El viejo San Juan, tan encantador como su gente

El viejo San Juan, tan encantador como su gente

 

Poetas, cantores y escritores, han encontrado en Borinquen una fuente inagotable de inspiración. Alfredo Cedeño nos cuenta su experiencia con la Isla del Encanto

 

Así de hermoso es San Juan. Foto Alfredo Cedeño

Así de hermoso es San Juan. Foto Alfredo Cedeño

Mi niñez es una de las etapas de vida a las que recurro con más frecuencia, ella transcurrió en La Guaira. Vivíamos en la casa de mi abuela paterna, la casa de la vieja Elvira, quien tenía por vecina a la señora Isabel Romero, una negra campechana y solidaria de la cual había sido amiga desde sus años de mozas. Ambas tenían unos enormes radios  que encendían de manera alterna, y de ese modo lo que oía Elvira, lo escuchaba Isabel, y viceversa. En la mañana las noticias, luego a las ocho comenzaban las “novelas” donde los lances de El Gavilán me sembraron permanentemente las ganas de aventuras. Más tarde era el turno de la música.

Recuerdo a los 6 años, en 1962 para ser precisos, que se puso de moda Vuela la paloma, cantada por Tito Rodríguez, para quien no la conozca aquí se las dejo.

 

Si el radio que estaba encendido era el de la vecina, mi abuela decía por lo bajo, mientras se reía en silencio: “Se acabó la música, ya Isabel va en volandas a apagar el perol ese.” Y en efecto se oía el arrastrar de pasos y el rezongar de ella: “¿Cómo es esta vaina un hombre cantándole a una paloma? ¡Con razón estamos como estamos!”  Ay Isabel Romero si vivieras en estos días…
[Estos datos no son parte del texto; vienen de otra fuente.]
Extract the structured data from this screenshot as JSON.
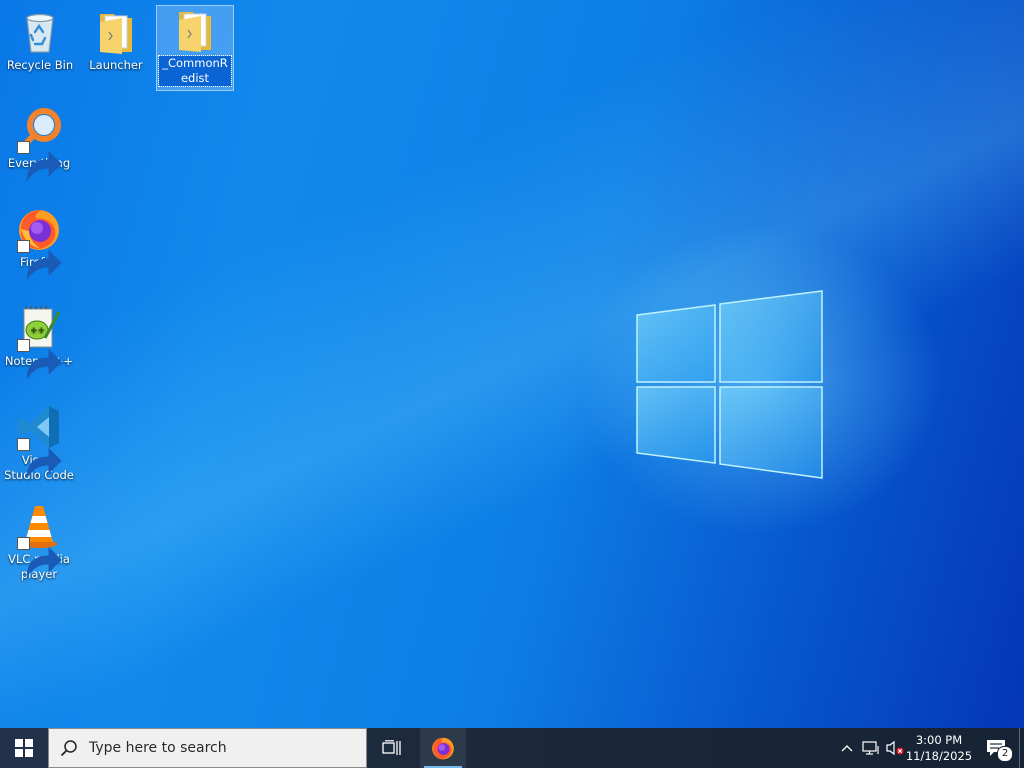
{
  "desktop": {
    "icons": [
      {
        "label": "Recycle Bin",
        "icon": "recycle-bin-icon",
        "shortcut": false,
        "selected": false
      },
      {
        "label": "Launcher",
        "icon": "folder-icon",
        "shortcut": false,
        "selected": false
      },
      {
        "label": "_CommonRedist",
        "icon": "folder-icon",
        "shortcut": false,
        "selected": true
      },
      {
        "label": "Everything",
        "icon": "everything-search-icon",
        "shortcut": true,
        "selected": false
      },
      {
        "label": "Firefox",
        "icon": "firefox-icon",
        "shortcut": true,
        "selected": false
      },
      {
        "label": "Notepad++",
        "icon": "notepad-plus-plus-icon",
        "shortcut": true,
        "selected": false
      },
      {
        "label": "Visual Studio Code",
        "icon": "vscode-icon",
        "shortcut": true,
        "selected": false
      },
      {
        "label": "VLC media player",
        "icon": "vlc-icon",
        "shortcut": true,
        "selected": false
      }
    ]
  },
  "taskbar": {
    "search_placeholder": "Type here to search",
    "pinned": [
      {
        "name": "Firefox",
        "icon": "firefox-icon",
        "running": true
      }
    ],
    "tray": {
      "clock_time": "3:00 PM",
      "clock_date": "11/18/2025",
      "notification_count": "2",
      "volume_state": "muted",
      "network_state": "wired-disconnected"
    }
  },
  "colors": {
    "wallpaper_blue": "#0a78e8",
    "taskbar_bg": "#1c2a3c",
    "selection_blue": "#0a64d4"
  }
}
Las Calles de San Juan. Foto Alfredo Cedeño

Las Calles de San Juan. Foto Alfredo Cedeño

De ese mismo tiempo recuerdo una pieza melancólica que se oía cada dos por tres: En mi viejo San Juan cuantos sueños forjé en mis años de infancia   mi primera ilusión y mis cuitas de amor son recuerdos del alma   Una tarde me fuí hacia extraña nación pues lo quiso el destino pero mi corazón se quedó frente al mar en mi viejo San Juan.
No tenía yo la más peregrina idea de quienes eran. Podrán imaginar mi sorpresa cuando años más tarde me enteré que oía a Ismael Rivera y Rolando Laserie cantando con la orquesta de Rafael Cortijo.

Años después, cuando comencé a visitar con frecuencia Puerto Rico, esa canción me venía a la memoria cada vez que pisaba los adoquines de las calles del Viejo San Juan. Era un viaje atrás en el tiempo a mi niñez y esa canción que luego seguí oyendo en innumerables versiones pasando por Libertad Lamarque y terminando en Javier Solís; pero también un viaje que iba mucho más atrás porque siempre sentía que estaba entrando en una especie de viaje a siglos anteriores.  Creo que El Viejo San Juan es la urbe española en América más y mejor conservada.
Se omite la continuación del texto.